Four hundred eighteen offshore turbines came online in 2013 in Europe, making a record 1,567 Megawatts (MW) of new capacity. This is one-third more than the capacity installed in 2012.
This makes a new total of 6,562 MW of offshore wind power — enough to provide 0.7 percent of the EU's electricity.
However a closer look at what happened reveals a slow-down during the year: two-thirds of the new capacity came online in the first six months. With 11 projects now under construction, down from 14 this time last year, market and regulatory stability is critical to bringing forward the 22,000 MW of consented projects across Europe.
"The unclear political support for offshore wind energy — especially in key offshore wind markets like the UK and Germany — has led to delays to planned projects and fewer new projects being launched. This means installations are likely to plateau until 2015, followed by a decline as from 2016", said Justin Wilkes, Deputy CEO at the European Wind Energy Association (EWEA).

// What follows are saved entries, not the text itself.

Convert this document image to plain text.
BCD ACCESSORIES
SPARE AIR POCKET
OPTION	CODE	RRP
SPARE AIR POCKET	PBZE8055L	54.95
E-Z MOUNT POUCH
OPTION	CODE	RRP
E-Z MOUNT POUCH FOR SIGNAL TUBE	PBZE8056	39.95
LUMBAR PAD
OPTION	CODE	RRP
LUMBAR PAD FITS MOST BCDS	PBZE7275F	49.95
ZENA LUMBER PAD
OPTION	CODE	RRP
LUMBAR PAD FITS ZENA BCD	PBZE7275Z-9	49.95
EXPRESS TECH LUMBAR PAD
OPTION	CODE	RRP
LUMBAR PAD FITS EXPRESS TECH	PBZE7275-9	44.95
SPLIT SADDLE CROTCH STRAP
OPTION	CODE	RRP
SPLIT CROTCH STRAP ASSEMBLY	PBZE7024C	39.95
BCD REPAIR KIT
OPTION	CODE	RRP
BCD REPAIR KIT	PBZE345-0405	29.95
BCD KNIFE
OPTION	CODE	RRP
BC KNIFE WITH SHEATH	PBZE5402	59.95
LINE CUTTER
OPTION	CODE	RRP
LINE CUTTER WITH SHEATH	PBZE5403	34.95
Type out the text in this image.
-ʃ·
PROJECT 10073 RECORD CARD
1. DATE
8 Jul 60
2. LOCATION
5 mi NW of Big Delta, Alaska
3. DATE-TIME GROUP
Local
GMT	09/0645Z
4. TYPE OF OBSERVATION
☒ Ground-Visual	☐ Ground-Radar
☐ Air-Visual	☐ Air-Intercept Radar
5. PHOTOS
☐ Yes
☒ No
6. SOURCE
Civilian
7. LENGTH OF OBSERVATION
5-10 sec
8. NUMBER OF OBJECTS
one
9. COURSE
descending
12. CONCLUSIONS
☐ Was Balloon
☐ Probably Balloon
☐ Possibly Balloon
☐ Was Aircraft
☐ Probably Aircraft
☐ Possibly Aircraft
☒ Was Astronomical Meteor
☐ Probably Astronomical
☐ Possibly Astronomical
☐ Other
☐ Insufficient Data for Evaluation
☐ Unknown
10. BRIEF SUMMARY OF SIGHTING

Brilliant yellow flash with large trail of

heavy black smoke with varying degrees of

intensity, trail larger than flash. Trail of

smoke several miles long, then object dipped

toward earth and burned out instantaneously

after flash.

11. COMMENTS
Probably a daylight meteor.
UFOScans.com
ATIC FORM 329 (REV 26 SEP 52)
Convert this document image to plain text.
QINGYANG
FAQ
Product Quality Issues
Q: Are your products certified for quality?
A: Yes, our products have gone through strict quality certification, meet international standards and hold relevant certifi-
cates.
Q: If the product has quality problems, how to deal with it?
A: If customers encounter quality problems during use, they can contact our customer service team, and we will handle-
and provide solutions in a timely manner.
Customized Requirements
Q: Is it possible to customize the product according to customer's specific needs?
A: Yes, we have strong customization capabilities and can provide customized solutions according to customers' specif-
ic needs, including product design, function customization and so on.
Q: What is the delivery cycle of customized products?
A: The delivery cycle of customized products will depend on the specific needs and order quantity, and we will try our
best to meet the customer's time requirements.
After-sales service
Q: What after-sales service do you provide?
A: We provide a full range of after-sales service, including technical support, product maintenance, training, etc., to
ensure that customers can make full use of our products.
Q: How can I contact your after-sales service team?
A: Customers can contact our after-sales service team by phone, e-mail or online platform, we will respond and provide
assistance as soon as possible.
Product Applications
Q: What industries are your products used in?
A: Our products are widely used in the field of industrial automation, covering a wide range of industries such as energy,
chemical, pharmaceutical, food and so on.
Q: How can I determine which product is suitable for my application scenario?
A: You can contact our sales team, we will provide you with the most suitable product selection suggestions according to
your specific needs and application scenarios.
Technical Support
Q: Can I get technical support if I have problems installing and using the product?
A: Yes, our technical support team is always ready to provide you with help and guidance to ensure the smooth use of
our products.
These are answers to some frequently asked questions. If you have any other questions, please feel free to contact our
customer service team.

"An ambitious decision on a 2030 renewable energy target by the Heads of State in March would be the right signal to send to the offshore wind sector that Europe will develop its massive offshore wind potential for green growth, jobs, industrialisation, technological leadership and CO2 reductions", Wilkes added.
In 2013 Siemens was the leading turbine supplier (69 percent), DONG Energy the leading developer (48 percent), and Bladt the leading substructure supplier (37 percent), as they were in 2012.